Thomas More protested at his trial not only that he was never malicious but that he and Richard Rich were only conducting a legal "moot"--arguing a case without reference to a real case, a "what if" conditional scenario in the Tower of London, and he famously commented:
Can it therefore seem likely to your Lordships, that I should in so weighty an Affair as this, act so unadvisedly, as to trust Mr. Rich, a Man I had al­ways so mean an Opinion of, in reference to his Truth and Honesty, so very much before my So­vereign Lord the King, to whom I am so deeply indebted for his manifold Favours, or any of his noble and grave Counselors, that I should only impart to Mr. Rich the Secrets of my Conscience in respect to the King's Supremacy, the particular Secrets, and only Point about which I have been so long pressed to explain my self? which I never did, nor never would reveal; when the Act was once made, either to the King himself, or any of his Privy-Counselors, as is well known to your Honours, who have been sent upon no other ac­count at several times by his Majesty to me in the Tower. I refer it to your Judgments, my Lords, whether this can seem credible to any of your Lordships.

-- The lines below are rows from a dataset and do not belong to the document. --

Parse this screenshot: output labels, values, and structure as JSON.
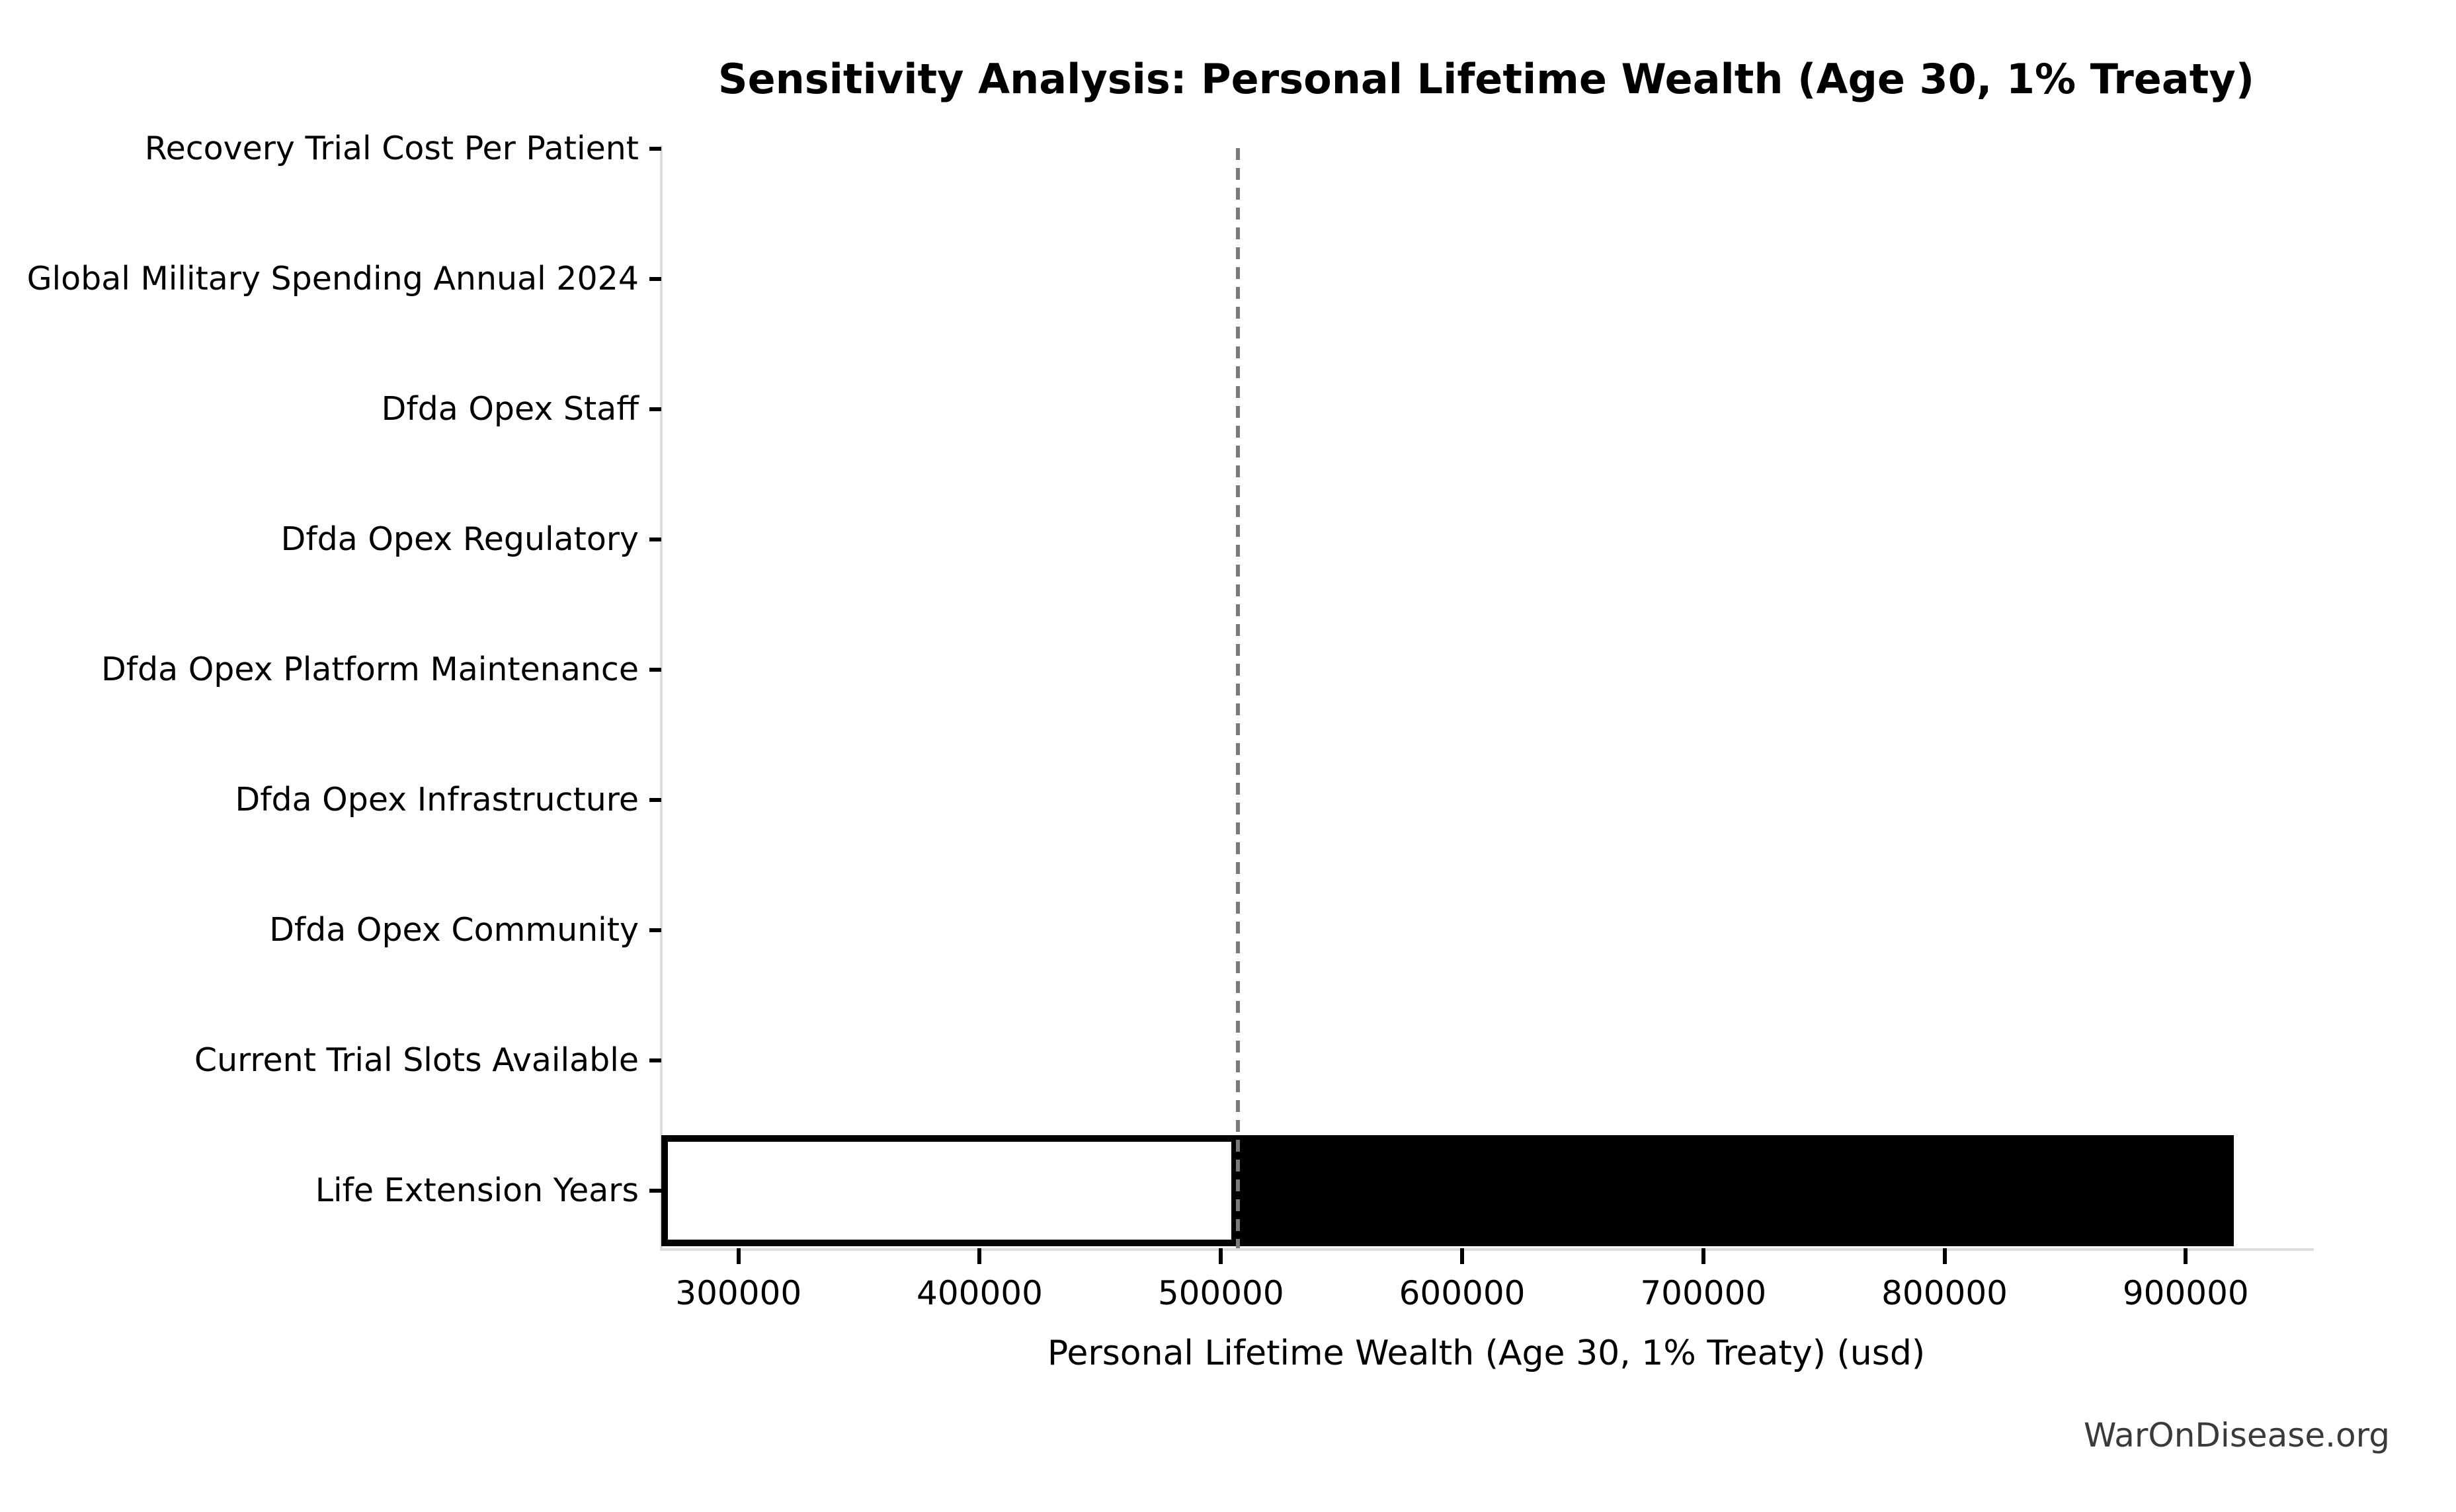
{
  "title": "Sensitivity Analysis: Personal Lifetime Wealth (Age 30, 1% Treaty)",
  "watermark": "WarOnDisease.org",
  "chart_data": {
    "type": "bar",
    "subtype": "tornado-sensitivity-horizontal",
    "title": "Sensitivity Analysis: Personal Lifetime Wealth (Age 30, 1% Treaty)",
    "xlabel": "Personal Lifetime Wealth (Age 30, 1% Treaty) (usd)",
    "ylabel": "",
    "categories": [
      "Recovery Trial Cost Per Patient",
      "Global Military Spending Annual 2024",
      "Dfda Opex Staff",
      "Dfda Opex Regulatory",
      "Dfda Opex Platform Maintenance",
      "Dfda Opex Infrastructure",
      "Dfda Opex Community",
      "Current Trial Slots Available",
      "Life Extension Years"
    ],
    "base_value": 507000,
    "bars": [
      {
        "category": "Recovery Trial Cost Per Patient",
        "low": 507000,
        "high": 507000
      },
      {
        "category": "Global Military Spending Annual 2024",
        "low": 507000,
        "high": 507000
      },
      {
        "category": "Dfda Opex Staff",
        "low": 507000,
        "high": 507000
      },
      {
        "category": "Dfda Opex Regulatory",
        "low": 507000,
        "high": 507000
      },
      {
        "category": "Dfda Opex Platform Maintenance",
        "low": 507000,
        "high": 507000
      },
      {
        "category": "Dfda Opex Infrastructure",
        "low": 507000,
        "high": 507000
      },
      {
        "category": "Dfda Opex Community",
        "low": 507000,
        "high": 507000
      },
      {
        "category": "Current Trial Slots Available",
        "low": 507000,
        "high": 507000
      },
      {
        "category": "Life Extension Years",
        "low": 268000,
        "high": 920000
      }
    ],
    "x_ticks": [
      300000,
      400000,
      500000,
      600000,
      700000,
      800000,
      900000
    ],
    "xlim": [
      268000,
      952000
    ],
    "grid": false,
    "legend": null,
    "baseline_style": "dashed-vertical",
    "colors": {
      "bar_low_fill": "#ffffff",
      "bar_high_fill": "#000000",
      "bar_edge": "#000000",
      "baseline_dash": "#7a7a7a",
      "spine": "#dcdcdc",
      "tick": "#000000",
      "text": "#000000",
      "watermark_text": "#3a3a3a",
      "background": "#ffffff"
    }
  }
}
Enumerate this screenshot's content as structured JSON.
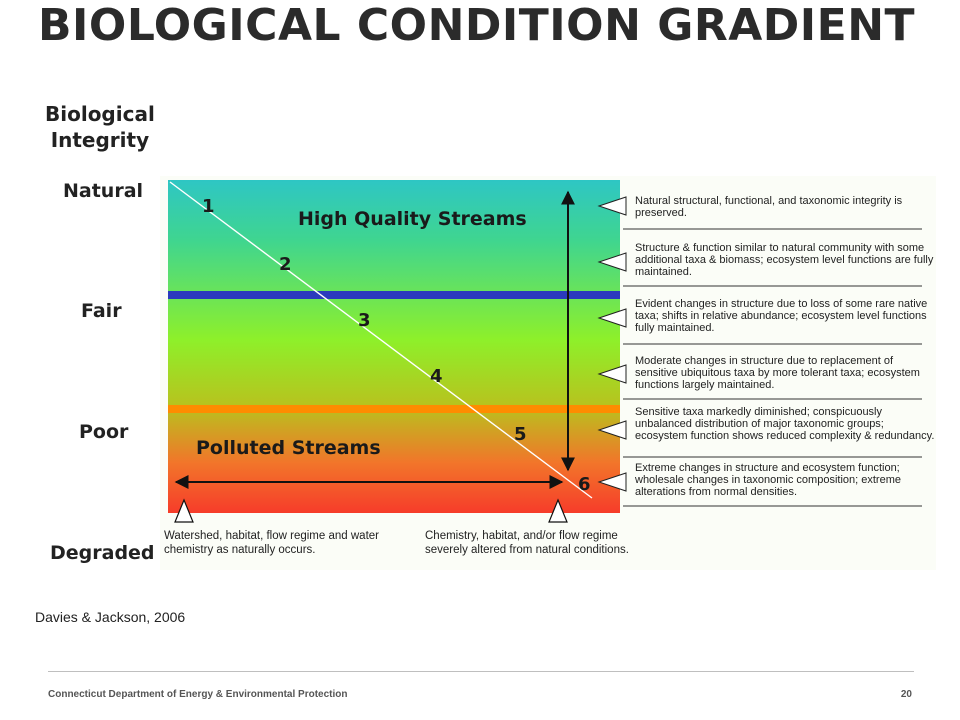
{
  "slide": {
    "title": "BIOLOGICAL CONDITION GRADIENT",
    "citation": "Davies & Jackson, 2006",
    "footer_org": "Connecticut Department of Energy & Environmental Protection",
    "page_number": "20"
  },
  "axis": {
    "title_line1": "Biological",
    "title_line2": "Integrity",
    "levels": [
      "Natural",
      "Fair",
      "Poor",
      "Degraded"
    ]
  },
  "diagram": {
    "high_quality_label": "High Quality Streams",
    "polluted_label": "Polluted Streams",
    "tier_numbers": [
      "1",
      "2",
      "3",
      "4",
      "5",
      "6"
    ],
    "colors": {
      "top": "#2ec6c4",
      "middle": "#8ef02a",
      "bottom": "#f63c2a",
      "fair_line": "#2b3bbd",
      "poor_line": "#ff8c00"
    },
    "descriptions": [
      "Natural structural, functional, and taxonomic integrity is preserved.",
      "Structure & function similar to natural community with some additional taxa & biomass; ecosystem level functions are fully maintained.",
      "Evident changes in structure due to loss of some rare native taxa; shifts in relative abundance; ecosystem level functions fully maintained.",
      "Moderate changes in structure due to replacement of sensitive ubiquitous taxa by more tolerant taxa; ecosystem functions largely maintained.",
      "Sensitive taxa markedly diminished; conspicuously unbalanced distribution of major taxonomic groups; ecosystem function shows reduced complexity & redundancy.",
      "Extreme changes in structure and ecosystem function; wholesale changes in taxonomic composition; extreme alterations from normal densities."
    ],
    "left_note": "Watershed, habitat, flow regime and water chemistry as naturally occurs.",
    "right_note": "Chemistry, habitat, and/or flow regime severely altered from natural conditions."
  }
}
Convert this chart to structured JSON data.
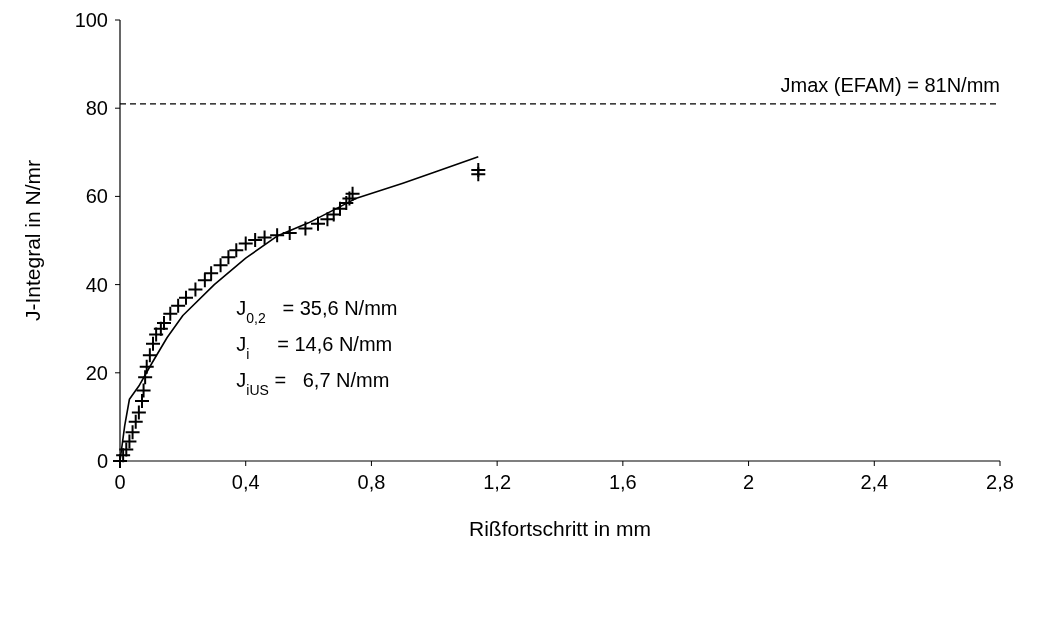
{
  "chart_data": {
    "type": "scatter",
    "xlabel": "Rißfortschritt in mm",
    "ylabel": "J-Integral in N/mr",
    "xlim": [
      0,
      2.8
    ],
    "xticks": [
      {
        "value": 0,
        "label": "0"
      },
      {
        "value": 0.4,
        "label": "0,4"
      },
      {
        "value": 0.8,
        "label": "0,8"
      },
      {
        "value": 1.2,
        "label": "1,2"
      },
      {
        "value": 1.6,
        "label": "1,6"
      },
      {
        "value": 2,
        "label": "2"
      },
      {
        "value": 2.4,
        "label": "2,4"
      },
      {
        "value": 2.8,
        "label": "2,8"
      }
    ],
    "ylim": [
      0,
      100
    ],
    "yticks": [
      0,
      20,
      40,
      60,
      80,
      100
    ],
    "marker": "cross",
    "series": [
      {
        "type": "line",
        "color": "#000000",
        "marker": "none",
        "line_style": "solid",
        "x": [
          0,
          0.015,
          0.03,
          0.06,
          0.1,
          0.15,
          0.2,
          0.3,
          0.4,
          0.5,
          0.6,
          0.75,
          0.9,
          1.0,
          1.14
        ],
        "values": [
          0,
          8,
          14,
          17,
          22,
          28,
          33,
          40,
          46,
          51,
          54,
          59.5,
          63,
          65.5,
          69
        ]
      },
      {
        "color": "#000000",
        "x": [
          0,
          0.01,
          0.02,
          0.03,
          0.04,
          0.05,
          0.06,
          0.07,
          0.075,
          0.08,
          0.085,
          0.095,
          0.105,
          0.115,
          0.13,
          0.14,
          0.16,
          0.185,
          0.21,
          0.24,
          0.27,
          0.29,
          0.32,
          0.345,
          0.37,
          0.4,
          0.43,
          0.46,
          0.5,
          0.54,
          0.59,
          0.63,
          0.66,
          0.68,
          0.7,
          0.72,
          0.73,
          0.74,
          1.14,
          1.14
        ],
        "values": [
          0,
          1.3,
          2.6,
          4.4,
          6.5,
          8.9,
          11,
          13.6,
          16,
          19,
          21.4,
          24,
          26.6,
          28.7,
          30,
          31.3,
          33.4,
          35.2,
          37,
          38.9,
          41,
          42.6,
          44.4,
          46.2,
          47.8,
          49.3,
          50.1,
          50.7,
          51.2,
          51.7,
          52.7,
          53.8,
          54.8,
          55.9,
          57.2,
          58.5,
          59.5,
          60.6,
          66,
          65
        ]
      }
    ],
    "ref_lines": [
      {
        "axis": "y",
        "value": 81,
        "label": "Jmax (EFAM) = 81N/mm",
        "color": "#000000",
        "line_style": "dashed"
      }
    ],
    "annotations": [
      "J$_{0,2}$   = 35,6 N/mm",
      "J$_{i}$     = 14,6 N/mm",
      "J$_{iUS}$ =   6,7 N/mm"
    ]
  }
}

But both Fisher and More were found guilty at their trials. Through the years I've contributed to the Son Rise Morning Show program we've described their martyrdoms, but here's some narration of Saint John Fisher's last moments:

When he came out of the Tower, a summer morning's mist hung over the river, wreathing the buildings in a golden haze. Two of the Lieutenant's men carried him in a chair to the gate, and there they set him down, while waiting for the Sheriffs. The cardinal stood up and leaning his shoulder against a wall for support, opened the little New Testament he carried in his hand. "O Lord," he said, so that all could hear him, "this is the last time I shall ever open this book. Let some comforting place now chance to me whereby I, Thy poor servant, may glorify Thee in my last hour"----and looking down at the page, he read
Now this is eternal life: that they may know Thee, the one true God, and Jesus Christ Whom Thou has sent I have glorified Thee on earth: I have finished the work which Thou gavest me to do (John, 17:3-4).

Whereupon he shut the book, saying: "Here is even learning enough for me to my life's end." His lips were moving in prayer, as they carried him to Tower Hill. . . . 

He was offered a final chance to save his life by acknowledging the royal supremacy, but the Saint turned to the crowd, and from the front of the scaffold, he spoke these words: 
"Christian people, I am come hither to die for the faith of Christ's Catholic Church, and I thank God hitherto my courage hath served me well thereto, so that yet hitherto I have not feared death; wherefore I desire you help me and assist me with your prayers, that at the very point and instant of my death's stroke, and in the very moment of my death, I then faint not in any point of the Catholic Faith for fear; and I pray God save the king and the realm, and hold His holy hand over it, and send the king a good counsel."

Witnesses were shocked at how thin and weak he was and at how much blood poured out of his body after the beheading. His decollated body was left on the scaffold on Tower Hill. 

Saint John Fisher, pray for us!

Saint Thomas More, pray for us!

Image Source (Public Domain): Drawing of one the frescoes by Niccolò Circignani in the Venerable English College in Rome, depicting the executions of Saint John Fisher, Saint Thomas More, and Blessed Margaret Pole (which did not take place at the same time!) A=Fisher beheaded; B=More being beheaded; C=Pole, next to be beheaded.